CNJ debate alvarás para publicidade digital infantil
Proposta regulamenta o ECA Digital para participação de crianças e adolescentes em atividades artísticas na internet

Análise ocorre poucos meses após a entrada em vigor do ECA Digital, em março deste ano | Divulgação/Fabio Rodrigues-Pozzebom/Agência Brasil
O Conselho Nacional de Justiça (CNJ) deve analisar nesta terça-feira (9) uma proposta de resolução que regulamenta a participação de crianças e adolescentes em atividades artísticas e publicitárias no ambiente digital.

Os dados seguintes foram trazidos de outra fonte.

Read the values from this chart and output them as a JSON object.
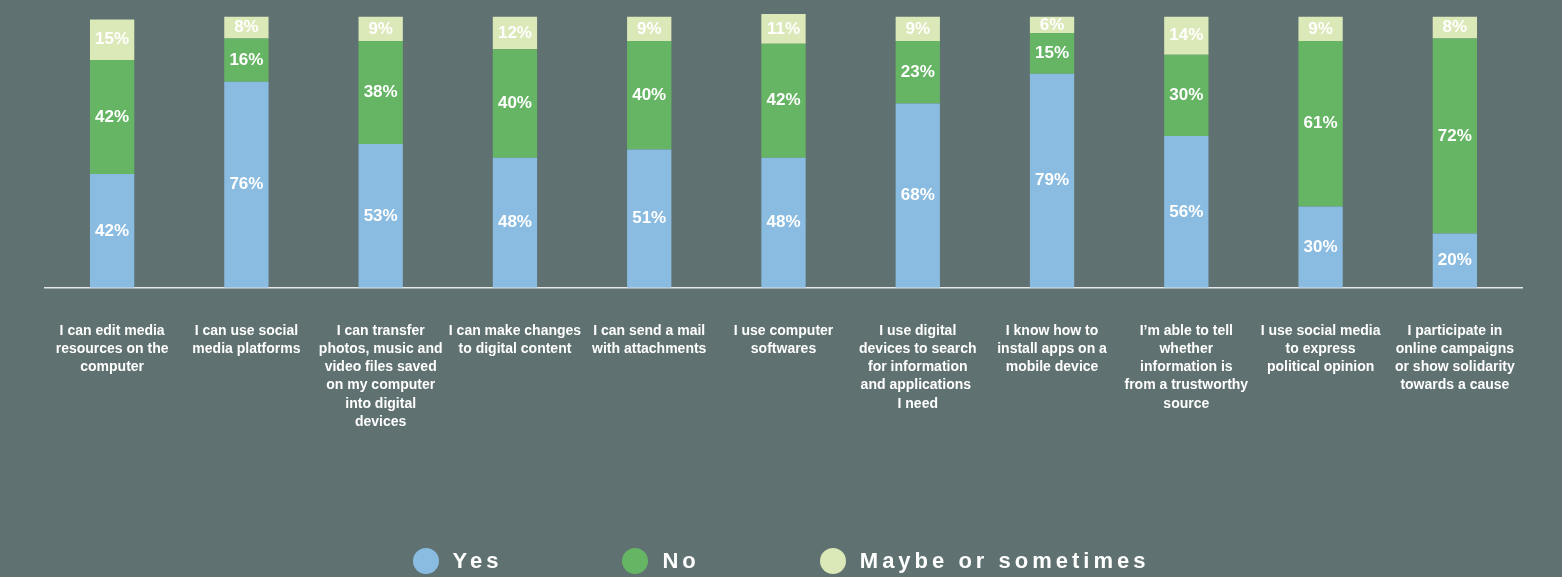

O texto, relatado pelo conselheiro Fabio Esteves, trata da aplicação da lei conhecida como ECA Digital, e prevê a criação do Banco Nacional de Alvarás para Participação de Crianças e Adolescentes no Ambiente Digital.
A proposta estabelece regras para a concessão de alvarás judiciais necessários à atuação de menores de idade em produções artísticas e campanhas publicitárias realizadas em plataformas digitais, como redes sociais, aplicativos e outros ambientes online.
A análise ocorre poucos meses após a entrada em vigor do ECA Digital, em março deste ano. A legislação consolidou normas específicas para a proteção de crianças e adolescentes na internet, ampliando a responsabilização das plataformas digitais e reforçando medidas de segurança voltadas ao público infantojuvenil.
Antes da nova lei, a proteção dos menores no ambiente digital era baseada em normas como o Estatuto da Criança e do Adolescente (ECA), a Lei Geral de Proteção de Dados (LGPD), o Marco Civil da Internet e dispositivos do Código Penal.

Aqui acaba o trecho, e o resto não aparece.